Privacy Bill Essentials: Data Care Act
In a push to enact a federal privacy law, a group of 17 senators has reintroduced the Data Care Act (DCA). First introduced in 2018, the DCA would establish explicit duties requiring websites, apps, and other online service providers and applicable third parties to take proper steps to protect user personal information they collect and use.
To whom would it apply?
The DCA would apply to online service providers defined as entities that:
- Engage in interstate commerce over the internet or any other digital network; and
- Collect individual identifying data about end users, including in a manner that is incidental to the business conducted.
The DCA would also apply to third parties that an online service provider transfers or otherwise provides access to individual identifying data.
What types of information would it cover?
The DCA would cover individual identifying data and sensitive data.
Individual identifying data is defined as data that is linked, or reasonably linkable, to a specific user or computing device that is associated with, or routinely used by, an end user.
According to the DCA, sensitive data includes:
- Personal information as defined in Section 1302 of the Children's Online Privacy Protection Act of 1998;
- A social security number, driver's license number, passport number, military identification number, or any other similar number issued on a government document used to verify identity;
- A financial account number, credit, or debit card number, or any required security code, access code, or password that is necessary to permit access to a financial account of any individual;
- Biometric information;
- Any information sufficient to access an account of an individual, such as user name and password or email address and password;
- Identifiers of a consumer or household (e.g., name, alias, email address, date of birth);
- Geolocation data;
- All information that relates to past, present, or future physical or mental health or condition of an individual, or the provision of health care to an individual; and
- The nonpublic communications or other nonpublic user-created content of any individual.
What rights would it create?
The DCA would not create any specific consumer rights.
What obligations would it impose?
The DCA would require online service providers and applicable third parties to fulfill duties of care, loyalty, and confidentiality in connection with user data they collect and use, as follows:
- A Duty of Care to reasonably secure individual identifying data and promptly inform users of data breaches involving sensitive information.
- A Duty of Loyalty prohibiting the use of individual identifying data in ways that harm users.
- A Duty of Confidentiality to ensure that the duties of care and loyalty extend to third parties to whom online service providers disclose, sell, or share individual identifying data.
How would it be enforced?
The DCA would be defined and enforced by the Federal Trade Commission (FTC).

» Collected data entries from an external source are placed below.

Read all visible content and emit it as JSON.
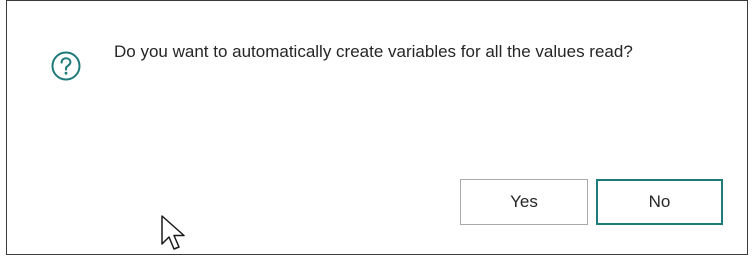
{
  "dialog": {
    "icon": "question-circle-icon",
    "message": "Do you want to automatically create variables for all the values read?",
    "buttons": {
      "yes_label": "Yes",
      "no_label": "No"
    },
    "accent_color": "#1f7a7a"
  },
  "cursor": {
    "icon": "mouse-pointer-icon"
  }
}
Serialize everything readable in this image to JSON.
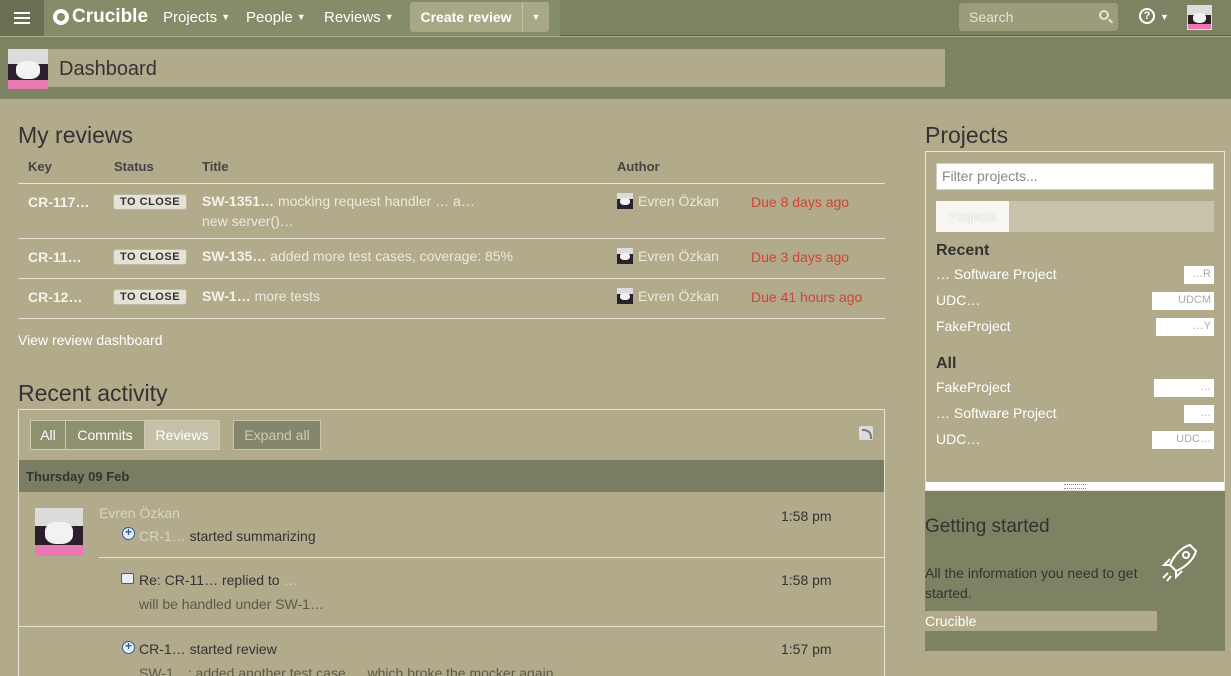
{
  "nav": {
    "logo": "Crucible",
    "projects": "Projects",
    "people": "People",
    "reviews": "Reviews",
    "create_review": "Create review",
    "search_placeholder": "Search",
    "help": "?"
  },
  "page": {
    "title": "Dashboard"
  },
  "my_reviews": {
    "heading": "My reviews",
    "columns": {
      "key": "Key",
      "status": "Status",
      "title": "Title",
      "author": "Author"
    },
    "rows": [
      {
        "key": "CR-117…",
        "status": "TO CLOSE",
        "title_key": "SW-1351…",
        "title_rest": "mocking request handler … a…",
        "title_line2": "new server()…",
        "author": "Evren Özkan",
        "due": "Due 8 days ago"
      },
      {
        "key": "CR-11…",
        "status": "TO CLOSE",
        "title_key": "SW-135…",
        "title_rest": "added more test cases, coverage: 85%",
        "title_line2": "",
        "author": "Evren Özkan",
        "due": "Due 3 days ago"
      },
      {
        "key": "CR-12…",
        "status": "TO CLOSE",
        "title_key": "SW-1…",
        "title_rest": "more tests",
        "title_line2": "",
        "author": "Evren Özkan",
        "due": "Due 41 hours ago"
      }
    ],
    "view_dashboard": "View review dashboard"
  },
  "recent_activity": {
    "heading": "Recent activity",
    "tabs": {
      "all": "All",
      "commits": "Commits",
      "reviews": "Reviews"
    },
    "expand_all": "Expand all",
    "day": "Thursday 09 Feb",
    "actor": "Evren Özkan",
    "items": [
      {
        "text_key": "CR-1…",
        "text": "started summarizing",
        "sub": "",
        "time": "1:58 pm"
      },
      {
        "text_key": "Re: CR-11…",
        "text": "replied to",
        "target": "…",
        "sub": "will be handled under SW-1…",
        "time": "1:58 pm"
      },
      {
        "text_key": "CR-1…",
        "text": "started review",
        "sub": "SW-1…: added another test case … which broke the mocker again",
        "time": "1:57 pm"
      }
    ]
  },
  "projects": {
    "heading": "Projects",
    "filter_placeholder": "Filter projects...",
    "tab": "Projects",
    "recent_heading": "Recent",
    "recent": [
      {
        "name": "… Software Project",
        "key": "…R"
      },
      {
        "name": "UDC…",
        "key": "UDCM"
      },
      {
        "name": "FakeProject",
        "key": "…Y"
      }
    ],
    "all_heading": "All",
    "all": [
      {
        "name": "FakeProject",
        "key": "…"
      },
      {
        "name": "… Software Project",
        "key": "…"
      },
      {
        "name": "UDC…",
        "key": "UDC…"
      }
    ]
  },
  "getting_started": {
    "heading": "Getting started",
    "text": "All the information you need to get started.",
    "link": "Crucible"
  }
}
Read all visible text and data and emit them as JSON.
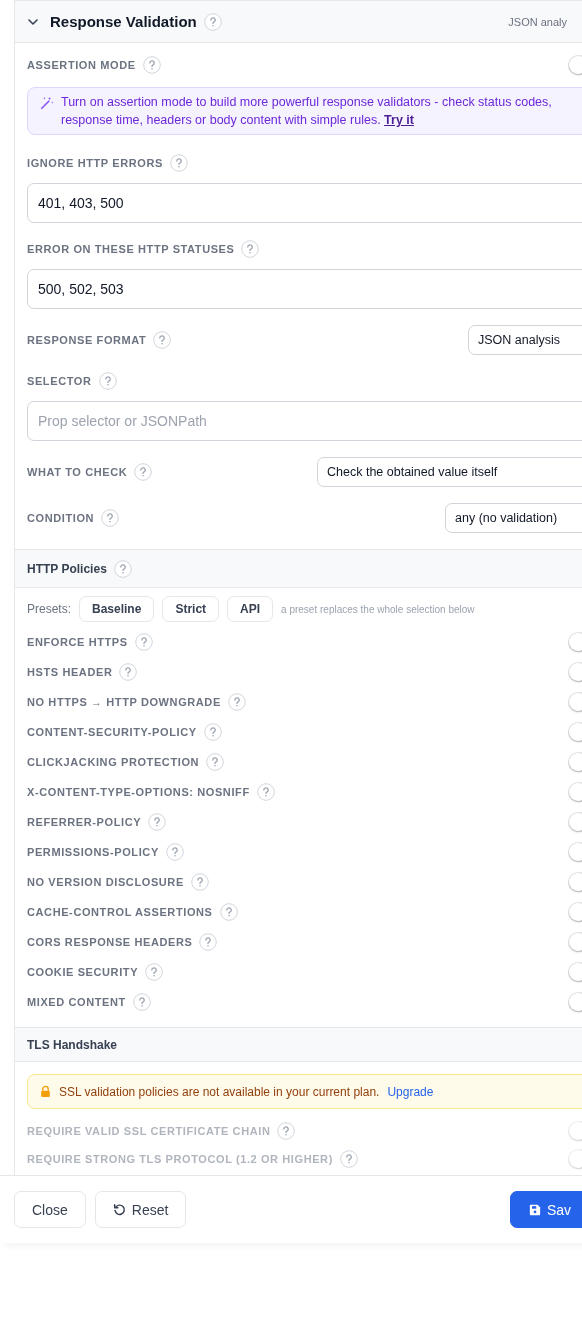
{
  "response_validation": {
    "title": "Response Validation",
    "summary": "JSON analy",
    "expanded": true,
    "assertion_mode": {
      "label": "ASSERTION MODE",
      "on": false
    },
    "info": {
      "text": "Turn on assertion mode to build more powerful response validators - check status codes, response time, headers or body content with simple rules.",
      "link": "Try it"
    },
    "fields": [
      {
        "kind": "input",
        "label": "IGNORE HTTP ERRORS",
        "value": "401, 403, 500"
      },
      {
        "kind": "input",
        "label": "ERROR ON THESE HTTP STATUSES",
        "value": "500, 502, 503"
      },
      {
        "kind": "select",
        "label": "RESPONSE FORMAT",
        "value": "JSON analysis"
      },
      {
        "kind": "input",
        "label": "SELECTOR",
        "placeholder": "Prop selector or JSONPath"
      },
      {
        "kind": "select",
        "label": "WHAT TO CHECK",
        "value": "Check the obtained value itself"
      },
      {
        "kind": "select",
        "label": "CONDITION",
        "value": "any (no validation)"
      }
    ]
  },
  "http_policies": {
    "title": "HTTP Policies",
    "presets_label": "Presets:",
    "presets": [
      "Baseline",
      "Strict",
      "API"
    ],
    "presets_hint": "a preset replaces the whole selection below",
    "policies": [
      {
        "label": "ENFORCE HTTPS",
        "on": false
      },
      {
        "label": "HSTS HEADER",
        "on": false
      },
      {
        "label": "NO HTTPS → HTTP DOWNGRADE",
        "on": false
      },
      {
        "label": "CONTENT-SECURITY-POLICY",
        "on": false
      },
      {
        "label": "CLICKJACKING PROTECTION",
        "on": false
      },
      {
        "label": "X-CONTENT-TYPE-OPTIONS: NOSNIFF",
        "on": false
      },
      {
        "label": "REFERRER-POLICY",
        "on": false
      },
      {
        "label": "PERMISSIONS-POLICY",
        "on": false
      },
      {
        "label": "NO VERSION DISCLOSURE",
        "on": false
      },
      {
        "label": "CACHE-CONTROL ASSERTIONS",
        "on": false
      },
      {
        "label": "CORS RESPONSE HEADERS",
        "on": false
      },
      {
        "label": "COOKIE SECURITY",
        "on": false
      },
      {
        "label": "MIXED CONTENT",
        "on": false
      }
    ]
  },
  "tls_handshake": {
    "title": "TLS Handshake",
    "notice": {
      "text": "SSL validation policies are not available in your current plan.",
      "link": "Upgrade"
    },
    "policies": [
      {
        "label": "REQUIRE VALID SSL CERTIFICATE CHAIN",
        "on": false,
        "disabled": true
      },
      {
        "label": "REQUIRE STRONG TLS PROTOCOL (1.2 OR HIGHER)",
        "on": false,
        "disabled": true
      }
    ]
  },
  "footer": {
    "close": "Close",
    "reset": "Reset",
    "save": "Sav"
  }
}
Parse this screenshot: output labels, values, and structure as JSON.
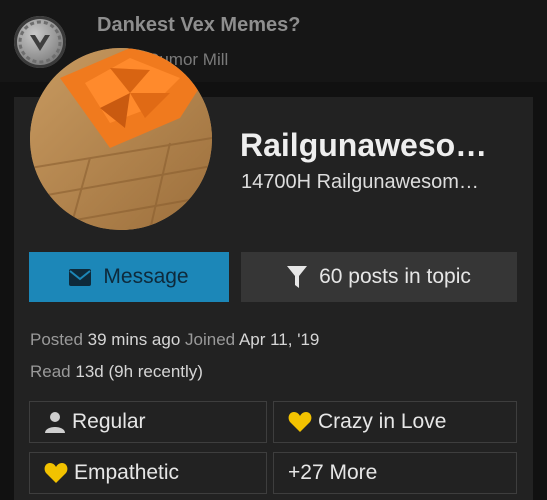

Any violation of the duties established by the DCA would be treated as violations of an FTC rule defining unfair or deceptive acts or practices. State Attorneys General may also commence civil actions for violations of the DCA, in which cases the FTC may intervene.
In addition to other applicable penalties, online service providers and applicable third parties found to have knowingly or repeatedly violated the DCA would be liable for a civil penalty equal to the amount calculated by multiplying the greater of:
- The number of days during which the online service provider was not in compliance with this bill; or
- The number of end users who were harmed as a result of the violation by an amount not to exceed the maximum civil penalty as defined under the Federal Tort Claims Act (FTCA).
When would it go into effect?
The DCA would go into effect on the date of enactment and apply to online service providers and end users 180 days after that.
Where does it stand?
The DCA was introduced on March 23, 2021. As more information becomes available, we will report on its progress.